Clinical trials are the final stages of cancer research that assess a potential new drug or therapy that’s already been studied extensively in the laboratory. Trials are carefully monitored scientific studies that involve patients and offer the earliest access to these newest treatment options. Trials are conducted to determine a drug’s proper dose, how well it works and whether it’s more effective than current standard treatments. All drugs, treatment approaches and combinations currently used as standard of care were once studied in clinical trials.
Why it matters
Participating in a clinical trial is the only way to access the very latest options, oftentimes years before they become available to other providers. If you have pancreatic cancer, you need the very best treatment today, not years from now.

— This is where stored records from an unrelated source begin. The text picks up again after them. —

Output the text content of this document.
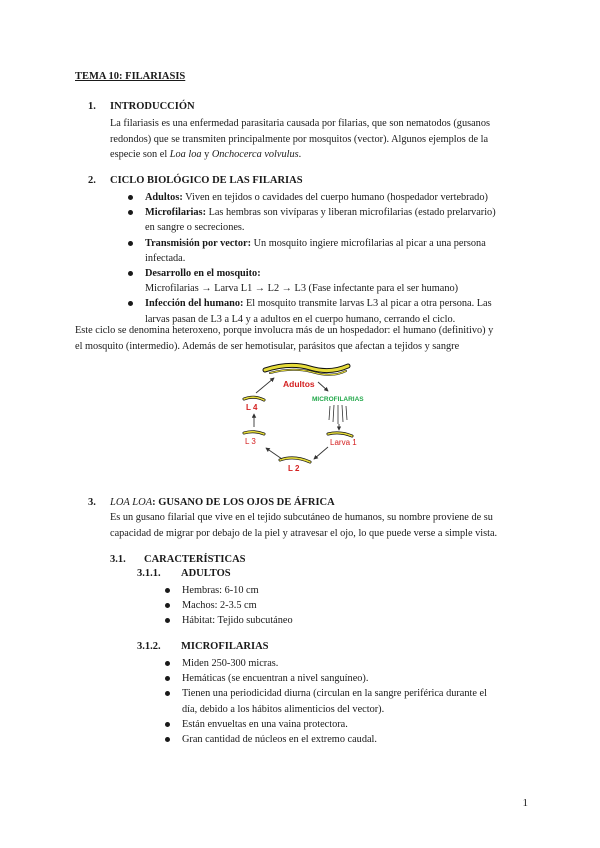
TEMA 10: FILARIASIS
1. INTRODUCCIÓN
La filariasis es una enfermedad parasitaria causada por filarias, que son nematodos (gusanos
redondos) que se transmiten principalmente por mosquitos (vector). Algunos ejemplos de la
especie son el Loa loa y Onchocerca volvulus.
2. CICLO BIOLÓGICO DE LAS FILARIAS
Adultos: Viven en tejidos o cavidades del cuerpo humano (hospedador vertebrado)
Microfilarias: Las hembras son vivíparas y liberan microfilarias (estado prelarvario)
en sangre o secreciones.
Transmisión por vector: Un mosquito ingiere microfilarias al picar a una persona
infectada.
Desarrollo en el mosquito:
Microfilarias → Larva L1 → L2 → L3 (Fase infectante para el ser humano)
Infección del humano: El mosquito transmite larvas L3 al picar a otra persona. Las
larvas pasan de L3 a L4 y a adultos en el cuerpo humano, cerrando el ciclo.
Este ciclo se denomina heteroxeno, porque involucra más de un hospedador: el humano (definitivo) y
el mosquito (intermedio). Además de ser hemotisular, parásitos que afectan a tejidos y sangre
Adultos
MICROFILARIAS
Larva 1
L 2
L 3
L 4
3. LOA LOA: GUSANO DE LOS OJOS DE ÁFRICA
Es un gusano filarial que vive en el tejido subcutáneo de humanos, su nombre proviene de su
capacidad de migrar por debajo de la piel y atravesar el ojo, lo que puede verse a simple vista.
3.1. CARACTERÍSTICAS
3.1.1. ADULTOS
Hembras: 6-10 cm
Machos: 2-3.5 cm
Hábitat: Tejido subcutáneo
3.1.2. MICROFILARIAS
Miden 250-300 micras.
Hemáticas (se encuentran a nivel sanguíneo).
Tienen una periodicidad diurna (circulan en la sangre periférica durante el
día, debido a los hábitos alimenticios del vector).
Están envueltas en una vaina protectora.
Gran cantidad de núcleos en el extremo caudal.
1
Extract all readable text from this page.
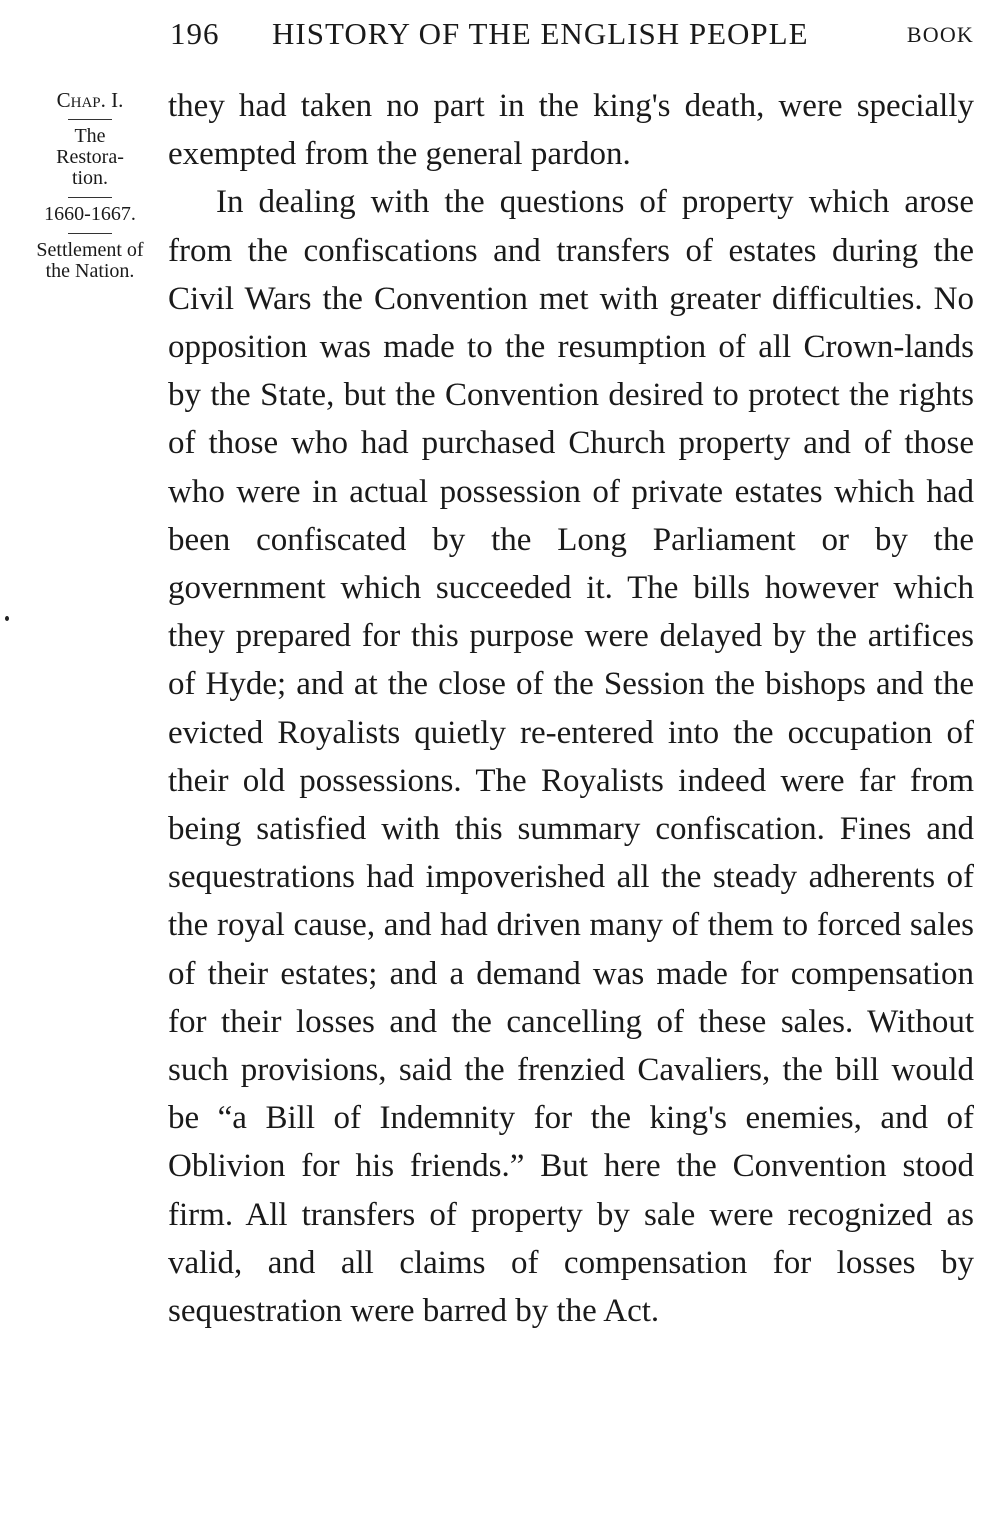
196 HISTORY OF THE ENGLISH PEOPLE	BOOK
Chap. I.
The Restora-tion.
1660-1667.
Settlement of the Nation.

they had taken no part in the king's death, were specially exempted from the general pardon.

In dealing with the questions of property which arose from the confiscations and transfers of estates during the Civil Wars the Convention met with greater difficulties. No opposition was made to the resumption of all Crown-lands by the State, but the Convention desired to protect the rights of those who had purchased Church property and of those who were in actual possession of private estates which had been confiscated by the Long Parliament or by the government which succeeded it. The bills however which they prepared for this purpose were delayed by the artifices of Hyde; and at the close of the Session the bishops and the evicted Royalists quietly re-entered into the occupation of their old possessions. The Royalists indeed were far from being satisfied with this summary confiscation. Fines and sequestrations had impoverished all the steady adherents of the royal cause, and had driven many of them to forced sales of their estates; and a demand was made for compensation for their losses and the cancelling of these sales. Without such provisions, said the frenzied Cavaliers, the bill would be “a Bill of Indemnity for the king's enemies, and of Oblivion for his friends.” But here the Convention stood firm. All transfers of property by sale were recognized as valid, and all claims of compensation for losses by sequestration were barred by the Act.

Some current treatments for pancreatic cancer were developed and studied at Roswell Park, allowing our patients early access to these therapies. For example, the practice of combining the chemotherapy drug 5-fluorouracil with leucovorin (a drug that helps protect healthy cells from chemotherapy) was developed at Roswell Park in the 1950s and 1960s. Most recently, Roswell Park participated in the landmark trial through which nanoparticle albumin bound paclitaxel (Abraxane) — now one of the most commonly used drugs in pancreatic cancer — became standard therapy for this disease.
What options are available for pancreatic cancer?
Through Roswell Park’s expansive research program, we’re able to offer our patients the newest drugs, novel therapeutic approaches and more ways to maximize their survival, including these.
- New targeted agents. Roswell Park researchers are evaluating the effectiveness of adding new agents targeting the metabolism of pancreatic cancer cells and other newly discovered targets in the tumor or its surroundings to approved chemotherapy regimens such as FOLFIRINOX.
- Chemotherapy/immunotherapy combinations. Researchers are currently studying the effectiveness of several new chemotherapy/immunotherapy drug combinations against certain pancreas cancer types.
- Phase 1 clinical trials that use very novel agents as cancer treatments to assess their potential effectiveness against cancer.